Do some research. Read books about talking to kids and teens about sex and review the facts of sexual biology, safer sex and sexually transmitted diseases. Take out books from the library, use the resources available on the Internet and talk to your and your child's doctors.
Internet sites like those for the Center for Disease Control ( www.cdc.gov ) and the World Health Organization ( www.who.int ) are great resources for finding up-to-date statistics on sexual health. Talk to other adults about how they learned about sex and ask other parents how they tackle this issue in their homes. Talk with the teacher of your child's sexual education or health class and ask what they will be learning, so you can discuss the lessons with your child as a jumping-off point. Always make sure your information is medically accurate and up-to-date.
If your child asks a question you don't know the answer to, don't avoid it or lie, be honest in admitting your ignorance and try and find the correct answer with your child. This can be a learning experience for both of you.

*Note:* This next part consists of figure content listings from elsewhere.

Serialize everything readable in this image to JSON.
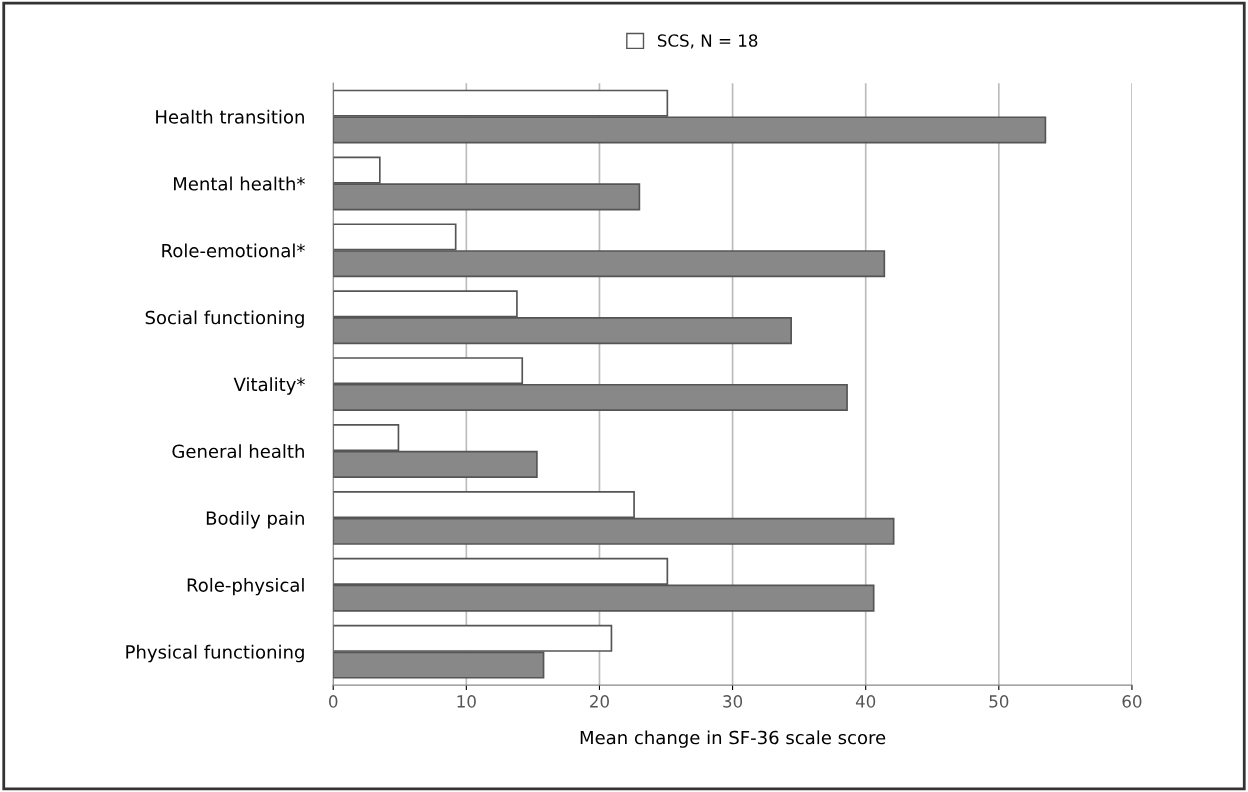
{
  "chart_data": {
    "type": "bar",
    "orientation": "horizontal",
    "xlabel": "Mean change in SF-36 scale score",
    "categories": [
      "Health transition",
      "Mental health*",
      "Role-emotional*",
      "Social functioning",
      "Vitality*",
      "General health",
      "Bodily pain",
      "Role-physical",
      "Physical functioning"
    ],
    "series": [
      {
        "name": "SCS, N = 18",
        "color": "#ffffff",
        "values": [
          25.1,
          3.5,
          9.2,
          13.8,
          14.2,
          4.9,
          22.6,
          25.1,
          20.9
        ]
      },
      {
        "color": "#888888",
        "values": [
          53.5,
          23.0,
          41.4,
          34.4,
          38.6,
          15.3,
          42.1,
          40.6,
          15.8
        ]
      }
    ],
    "xlim": [
      0,
      60
    ],
    "xticks": [
      0,
      10,
      20,
      30,
      40,
      50,
      60
    ],
    "grid": "x",
    "legend": "top"
  }
}
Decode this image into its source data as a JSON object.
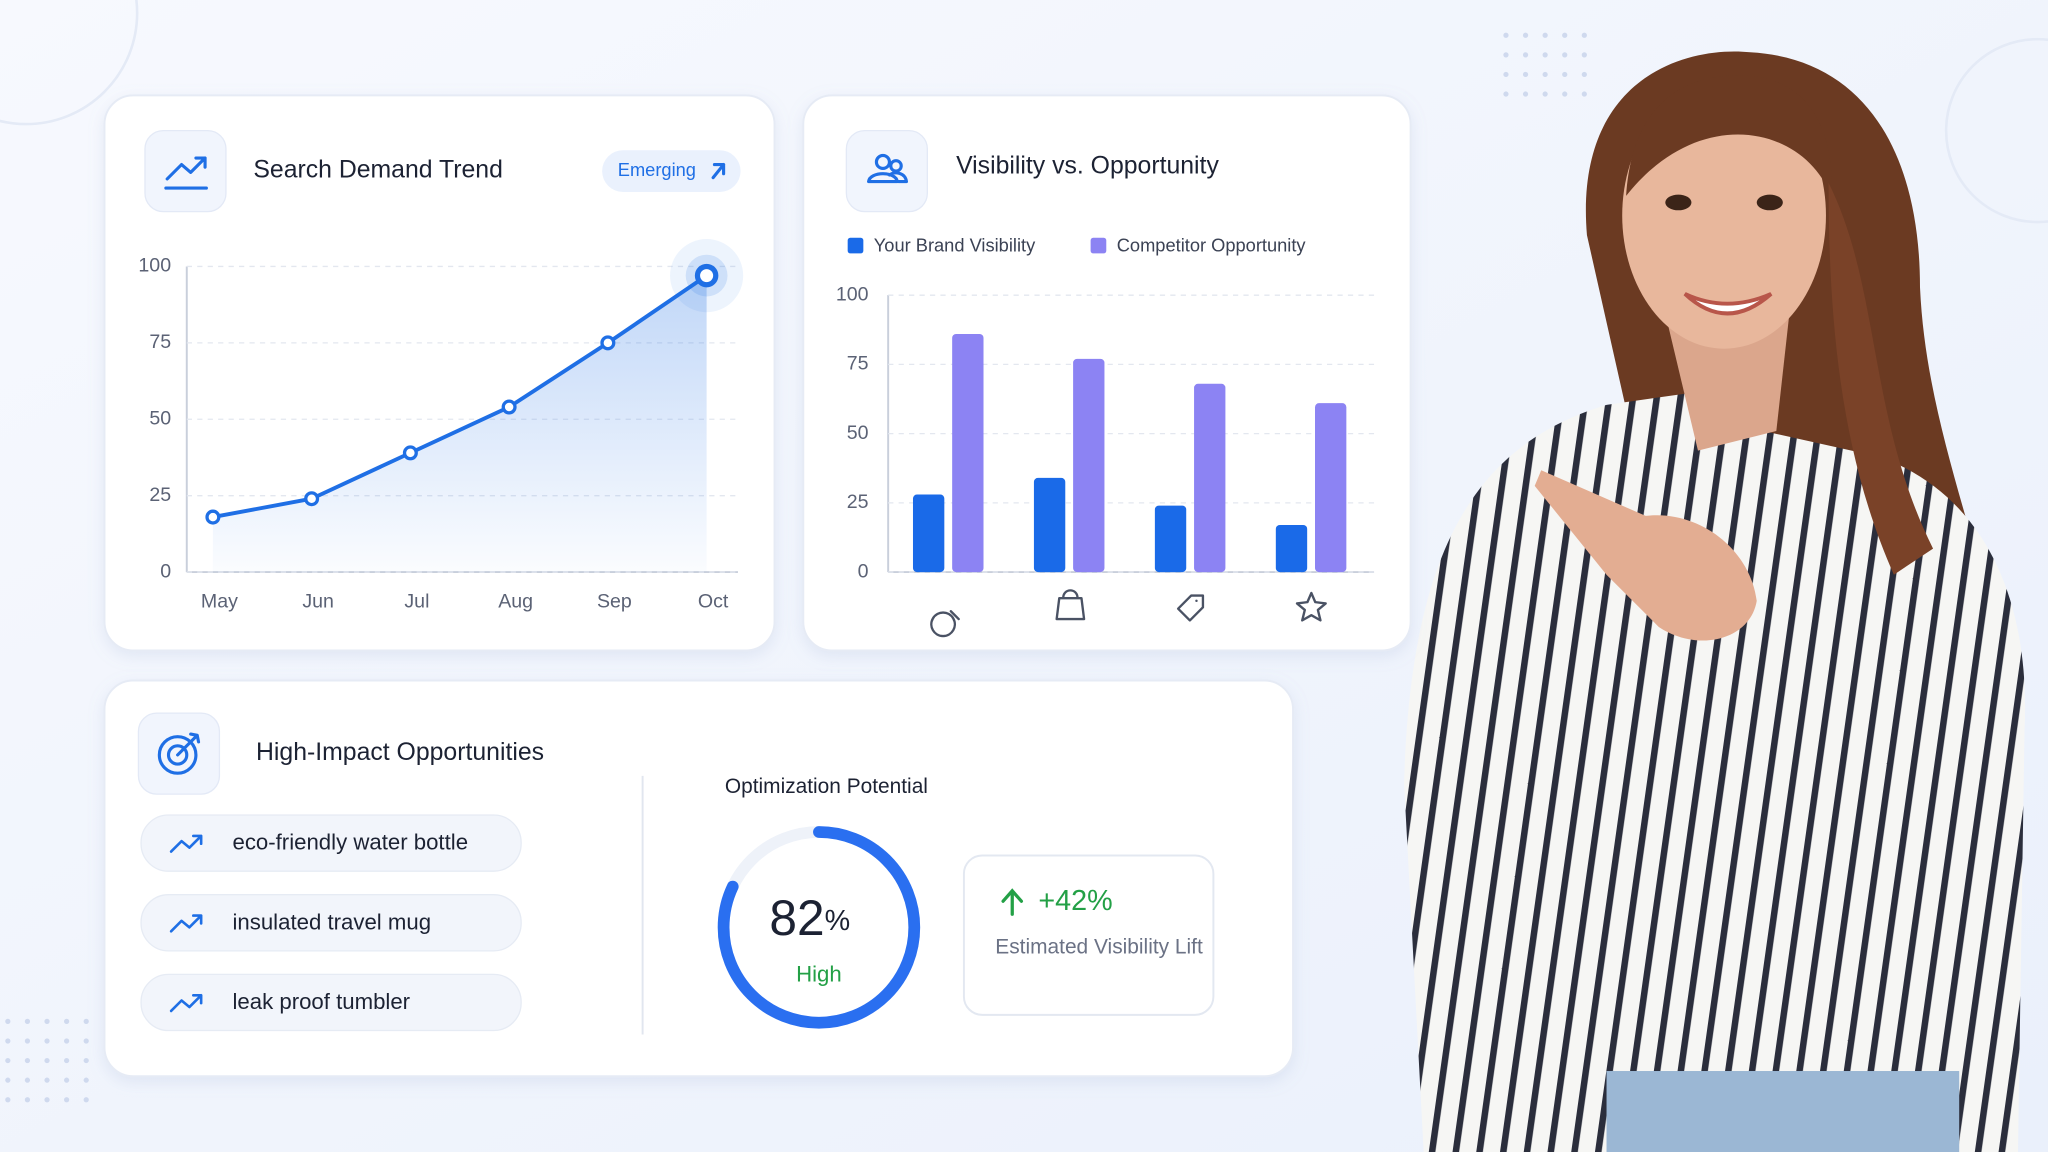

Many parents take a "Birds And The Bees" approach to discussing sex with their children. This is when sex education comes in the form of a lecture that attempts to convey all sexual knowledge at once.
Frankly, this is not the best way for parents to talk about sex with their children. Many small, casual discussions about sex over the years is a much more healthy and helpful method. This allows lines of communication to open between parent and child, making these conversations less awkward for both parties. It also allows your child to feel more comfortable asking questions because the topic is not uncommon. Making age-appropriate books about sex available in the house is another way to keep discussions about sex flowing.